A Practical Strategy for Transitioning to Degraded-State Operations
Infrastructure operators can implement the CI Fortify framework by adopting an “assumed breach” mentality and restructuring their engineering processes for maximum autonomy. The first step involves auditing all third-party and vendor connections to determine which are essential for core operations and which can be severed during a crisis without causing an immediate shutdown. This audit often reveals a surprising number of “invisible” connections, such as remote diagnostics tools or automated billing feeds, that create unnecessary risks. Once these connections are mapped, organizations can begin the work of creating “break-glass” procedures that allow for the rapid, orderly disconnection of the OT environment from the outside world when threat levels rise.
Organizations should then develop and test manual transition plans, ensuring the workforce is trained to manage local controls when automated systems are unavailable. This involves updating standard operating procedures to include “analog” steps that may have been forgotten in the rush toward digitalization. For instance, a water treatment facility might need to ensure it has enough physical staff on-site to manually adjust chemical levels if the automated dosing system is taken offline. Finally, operators must work with security vendors to shift monitoring efforts toward identifying “pre-disruptive” indicators. Instead of focusing solely on routine data theft, security teams should look for unauthorized changes to firmware or the creation of new administrative accounts on sensitive controllers, transforming the infrastructure into a landscape that is both harder to hit and significantly faster to recover.

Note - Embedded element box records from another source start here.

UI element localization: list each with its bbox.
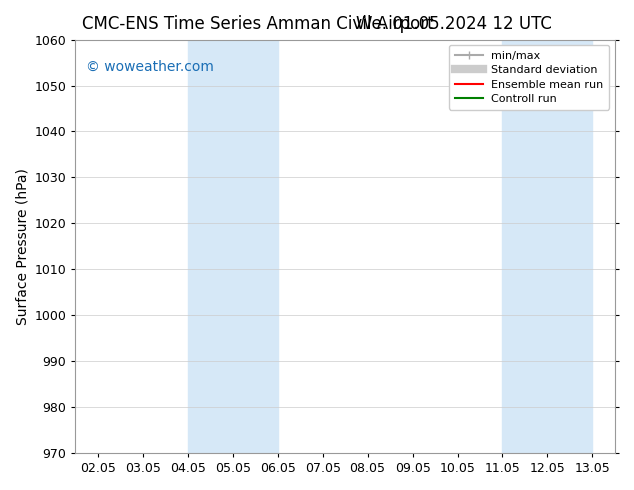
Text: © woweather.com: © woweather.com bbox=[86, 60, 214, 74]
Bar bbox=[188, 40, 278, 453]
Text: CMC-ENS Time Series Amman Civil Airport: CMC-ENS Time Series Amman Civil Airport bbox=[82, 15, 434, 33]
Legend: min/max, Standard deviation, Ensemble mean run, Controll run: min/max, Standard deviation, Ensemble me… bbox=[450, 45, 609, 110]
Bar bbox=[503, 40, 592, 453]
Y-axis label: Surface Pressure (hPa): Surface Pressure (hPa) bbox=[15, 168, 29, 325]
Text: We. 01.05.2024 12 UTC: We. 01.05.2024 12 UTC bbox=[356, 15, 552, 33]
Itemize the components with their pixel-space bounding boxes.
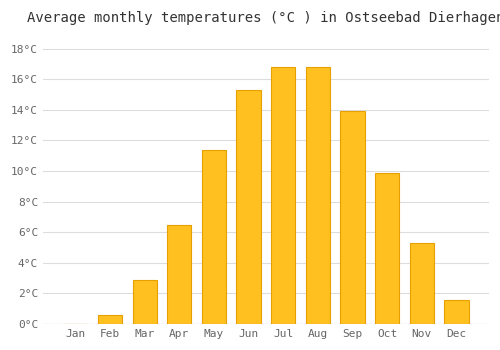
Bar <box>375 173 400 324</box>
Bar <box>167 225 192 324</box>
Title: Average monthly temperatures (°C ) in Ostseebad Dierhagen: Average monthly temperatures (°C ) in Os… <box>27 11 500 25</box>
Bar <box>340 111 364 324</box>
Bar <box>444 300 468 324</box>
Bar <box>236 90 260 324</box>
Bar <box>306 67 330 324</box>
Bar <box>132 280 157 324</box>
Bar <box>271 67 295 324</box>
Bar <box>410 243 434 324</box>
Bar <box>202 149 226 324</box>
Bar <box>98 315 122 324</box>
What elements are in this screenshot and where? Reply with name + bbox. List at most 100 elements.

Ultimately, the success of these strategies provided a roadmap for a more stable and secure industrial base. The implementation of the CI Fortify framework encouraged a fundamental shift where resilience was no longer viewed as an optional upgrade but as a core requirement of modern engineering. Organizations realized that the ability to operate in a disconnected state was a competitive advantage, protecting not only the public interest but also the long-term viability of the businesses themselves. As these practices became standardized, the nation’s critical systems began to exhibit a new kind of durability, characterized by a reduced dependence on fragile digital chains and an increased reliance on local expertise and robust, independent architecture. The path forward required a commitment to constant vigilance, but the results ensured that the essential services of society remained protected against the unpredictable storms of the digital age.